Around the Net Shots
I attended a high spirited clash of regional high school volleyball powers this past week. To be sure about two things, not all net sports are the same, and I prefer tennis to volleyball by a wide margin. Having said that, the games were fun and the student sections were animated. One thing that bothered me as a tennis player was the volleyball rule about not hitting certain angles to get over the net. A volleyball net has antennae sticking up that the ball cannot touch. In volleyball, the ball cannot go around the net, but the ball cannot even go over the portion of the net that lies outside of the court’s lines. There must be reasons for this, but I have to think that volleyball is missing out on a lot of imaginative and exciting plays by stifling how one team can get the ball into the court being defended by the other. Consider these shots:
Why would a sport not want to add those type of options to one’s defense or attack?

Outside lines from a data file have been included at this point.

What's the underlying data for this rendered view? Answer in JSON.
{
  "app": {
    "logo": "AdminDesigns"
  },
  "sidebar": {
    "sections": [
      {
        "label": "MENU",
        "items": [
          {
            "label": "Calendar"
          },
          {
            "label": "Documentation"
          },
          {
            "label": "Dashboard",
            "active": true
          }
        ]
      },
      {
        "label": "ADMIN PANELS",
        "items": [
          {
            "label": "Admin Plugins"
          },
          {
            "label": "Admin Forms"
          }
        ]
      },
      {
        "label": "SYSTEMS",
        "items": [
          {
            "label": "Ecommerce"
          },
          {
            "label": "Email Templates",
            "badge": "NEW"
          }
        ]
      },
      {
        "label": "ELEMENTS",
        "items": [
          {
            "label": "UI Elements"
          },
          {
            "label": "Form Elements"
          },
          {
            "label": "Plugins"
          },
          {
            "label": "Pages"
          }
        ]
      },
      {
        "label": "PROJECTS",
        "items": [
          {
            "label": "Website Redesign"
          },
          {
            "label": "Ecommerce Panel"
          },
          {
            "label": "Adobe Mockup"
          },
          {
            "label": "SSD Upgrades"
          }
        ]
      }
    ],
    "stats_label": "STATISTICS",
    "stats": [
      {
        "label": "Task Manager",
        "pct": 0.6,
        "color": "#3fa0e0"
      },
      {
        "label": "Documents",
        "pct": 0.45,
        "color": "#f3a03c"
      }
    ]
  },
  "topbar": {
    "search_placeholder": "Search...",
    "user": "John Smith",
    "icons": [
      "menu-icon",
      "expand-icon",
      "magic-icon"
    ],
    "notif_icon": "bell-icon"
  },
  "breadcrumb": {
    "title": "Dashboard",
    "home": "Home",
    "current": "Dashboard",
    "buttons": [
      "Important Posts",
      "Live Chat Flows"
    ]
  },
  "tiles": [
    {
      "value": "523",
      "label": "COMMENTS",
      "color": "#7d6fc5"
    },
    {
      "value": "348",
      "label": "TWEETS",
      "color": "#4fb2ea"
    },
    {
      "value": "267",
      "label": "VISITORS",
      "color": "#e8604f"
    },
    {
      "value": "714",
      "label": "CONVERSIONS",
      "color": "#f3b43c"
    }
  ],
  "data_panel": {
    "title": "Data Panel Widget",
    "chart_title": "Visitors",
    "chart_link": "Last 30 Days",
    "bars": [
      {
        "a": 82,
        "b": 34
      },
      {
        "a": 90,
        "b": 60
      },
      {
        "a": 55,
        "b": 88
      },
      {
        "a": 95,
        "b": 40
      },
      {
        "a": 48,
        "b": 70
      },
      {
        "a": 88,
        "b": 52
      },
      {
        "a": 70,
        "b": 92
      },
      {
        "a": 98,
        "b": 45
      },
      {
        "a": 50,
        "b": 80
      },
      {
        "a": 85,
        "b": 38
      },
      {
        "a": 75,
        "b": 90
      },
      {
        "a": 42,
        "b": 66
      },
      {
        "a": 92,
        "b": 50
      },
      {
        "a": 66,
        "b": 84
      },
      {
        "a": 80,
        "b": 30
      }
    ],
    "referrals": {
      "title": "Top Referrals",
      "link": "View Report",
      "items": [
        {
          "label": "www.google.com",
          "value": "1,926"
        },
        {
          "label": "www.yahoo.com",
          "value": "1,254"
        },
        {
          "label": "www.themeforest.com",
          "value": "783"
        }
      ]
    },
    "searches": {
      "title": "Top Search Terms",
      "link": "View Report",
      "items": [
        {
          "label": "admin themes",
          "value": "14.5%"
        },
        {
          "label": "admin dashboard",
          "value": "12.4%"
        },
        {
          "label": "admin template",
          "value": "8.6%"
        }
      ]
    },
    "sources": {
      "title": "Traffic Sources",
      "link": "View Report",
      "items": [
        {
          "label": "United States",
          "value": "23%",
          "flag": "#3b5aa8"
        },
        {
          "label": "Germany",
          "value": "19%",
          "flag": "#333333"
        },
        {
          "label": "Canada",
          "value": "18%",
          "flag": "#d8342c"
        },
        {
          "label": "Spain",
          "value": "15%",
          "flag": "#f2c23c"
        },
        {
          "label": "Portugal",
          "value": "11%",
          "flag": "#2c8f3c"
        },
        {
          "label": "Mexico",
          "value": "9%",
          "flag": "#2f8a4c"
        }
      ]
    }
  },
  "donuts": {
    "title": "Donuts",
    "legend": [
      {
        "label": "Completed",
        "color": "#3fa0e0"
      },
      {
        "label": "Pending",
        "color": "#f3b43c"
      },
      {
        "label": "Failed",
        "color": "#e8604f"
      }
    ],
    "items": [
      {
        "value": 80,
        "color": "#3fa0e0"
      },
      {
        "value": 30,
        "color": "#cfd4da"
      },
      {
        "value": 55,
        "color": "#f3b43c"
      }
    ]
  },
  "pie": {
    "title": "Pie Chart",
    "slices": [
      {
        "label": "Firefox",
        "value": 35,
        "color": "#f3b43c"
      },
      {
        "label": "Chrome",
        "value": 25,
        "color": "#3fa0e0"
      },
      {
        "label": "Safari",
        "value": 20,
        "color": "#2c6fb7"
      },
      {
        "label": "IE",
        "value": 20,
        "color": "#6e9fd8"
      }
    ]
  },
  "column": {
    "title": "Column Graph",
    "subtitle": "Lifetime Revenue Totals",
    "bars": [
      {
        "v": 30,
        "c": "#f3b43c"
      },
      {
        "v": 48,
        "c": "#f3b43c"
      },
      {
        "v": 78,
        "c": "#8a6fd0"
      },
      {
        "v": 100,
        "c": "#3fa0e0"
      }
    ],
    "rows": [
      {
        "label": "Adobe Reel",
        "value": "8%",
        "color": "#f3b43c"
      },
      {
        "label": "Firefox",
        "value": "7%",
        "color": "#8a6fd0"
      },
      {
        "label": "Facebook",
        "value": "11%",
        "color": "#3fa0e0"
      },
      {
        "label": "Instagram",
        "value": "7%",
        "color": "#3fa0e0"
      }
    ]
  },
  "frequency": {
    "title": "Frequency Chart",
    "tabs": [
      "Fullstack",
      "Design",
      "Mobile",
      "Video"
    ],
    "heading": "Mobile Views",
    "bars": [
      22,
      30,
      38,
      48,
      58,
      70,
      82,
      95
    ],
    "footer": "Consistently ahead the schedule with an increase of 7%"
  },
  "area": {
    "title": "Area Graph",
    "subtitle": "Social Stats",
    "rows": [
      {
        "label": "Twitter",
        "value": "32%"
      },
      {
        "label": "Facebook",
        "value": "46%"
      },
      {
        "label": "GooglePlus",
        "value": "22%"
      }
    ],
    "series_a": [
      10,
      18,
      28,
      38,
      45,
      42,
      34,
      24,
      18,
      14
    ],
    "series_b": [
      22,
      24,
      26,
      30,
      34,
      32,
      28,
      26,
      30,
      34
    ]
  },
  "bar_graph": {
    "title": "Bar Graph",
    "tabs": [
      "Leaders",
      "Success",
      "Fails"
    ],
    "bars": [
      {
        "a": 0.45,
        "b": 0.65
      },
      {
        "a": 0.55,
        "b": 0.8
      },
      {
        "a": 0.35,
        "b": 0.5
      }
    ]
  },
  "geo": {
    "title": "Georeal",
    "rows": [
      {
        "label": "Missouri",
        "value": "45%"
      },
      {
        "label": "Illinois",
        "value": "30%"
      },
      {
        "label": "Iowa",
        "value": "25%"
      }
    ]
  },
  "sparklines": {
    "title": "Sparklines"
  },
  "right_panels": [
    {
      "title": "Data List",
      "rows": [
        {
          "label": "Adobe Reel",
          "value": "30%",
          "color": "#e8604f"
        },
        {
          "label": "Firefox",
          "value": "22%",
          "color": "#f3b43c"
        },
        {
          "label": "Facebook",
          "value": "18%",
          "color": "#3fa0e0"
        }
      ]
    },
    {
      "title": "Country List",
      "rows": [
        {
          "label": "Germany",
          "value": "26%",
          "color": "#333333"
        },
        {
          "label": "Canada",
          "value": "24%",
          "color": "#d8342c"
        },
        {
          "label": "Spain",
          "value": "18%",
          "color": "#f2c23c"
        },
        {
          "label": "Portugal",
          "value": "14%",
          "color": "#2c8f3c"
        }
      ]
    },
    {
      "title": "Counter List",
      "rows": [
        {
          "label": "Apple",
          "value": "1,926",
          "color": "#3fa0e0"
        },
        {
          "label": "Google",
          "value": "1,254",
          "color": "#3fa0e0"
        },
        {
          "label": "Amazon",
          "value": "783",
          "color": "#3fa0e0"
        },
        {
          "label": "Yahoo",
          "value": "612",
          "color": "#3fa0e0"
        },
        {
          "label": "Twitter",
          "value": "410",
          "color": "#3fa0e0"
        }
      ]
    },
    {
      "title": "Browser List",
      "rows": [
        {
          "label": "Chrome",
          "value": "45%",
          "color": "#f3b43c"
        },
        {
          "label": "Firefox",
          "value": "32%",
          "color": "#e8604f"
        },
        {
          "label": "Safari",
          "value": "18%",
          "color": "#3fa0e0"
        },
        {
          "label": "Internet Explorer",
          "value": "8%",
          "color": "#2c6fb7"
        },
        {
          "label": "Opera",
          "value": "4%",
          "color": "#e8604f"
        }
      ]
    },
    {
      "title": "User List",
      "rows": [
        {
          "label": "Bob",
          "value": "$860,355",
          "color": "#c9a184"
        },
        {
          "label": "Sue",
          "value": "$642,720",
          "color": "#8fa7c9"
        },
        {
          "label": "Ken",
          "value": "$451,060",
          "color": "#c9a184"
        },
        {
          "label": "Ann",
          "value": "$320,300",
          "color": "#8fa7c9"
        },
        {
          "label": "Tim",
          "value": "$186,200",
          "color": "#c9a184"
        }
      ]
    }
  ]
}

Adapting the Backhand Overhead
If solely from the point of view of surprise, I think employing some version of the backhand overhead to either defend against shots that seemingly make it past a player or as an unexpected offensive attack would be good for volleyball. As a sport, virtually every volleyball team tries to execute the same game plan and strategy. It just comes down to who has taller or higher jumping players. Has conventional wisdom won out to such a point in volleyball that potentially effective avenues of attack are ignored or shunned? Volleyball could stand to add a little heterodox variety.
Incorporating a backhanded spike or backhanded defensive layout into volleyball could not hurt anything could it? At a minimum, it would give the defensive players one more thing to try to anticipate.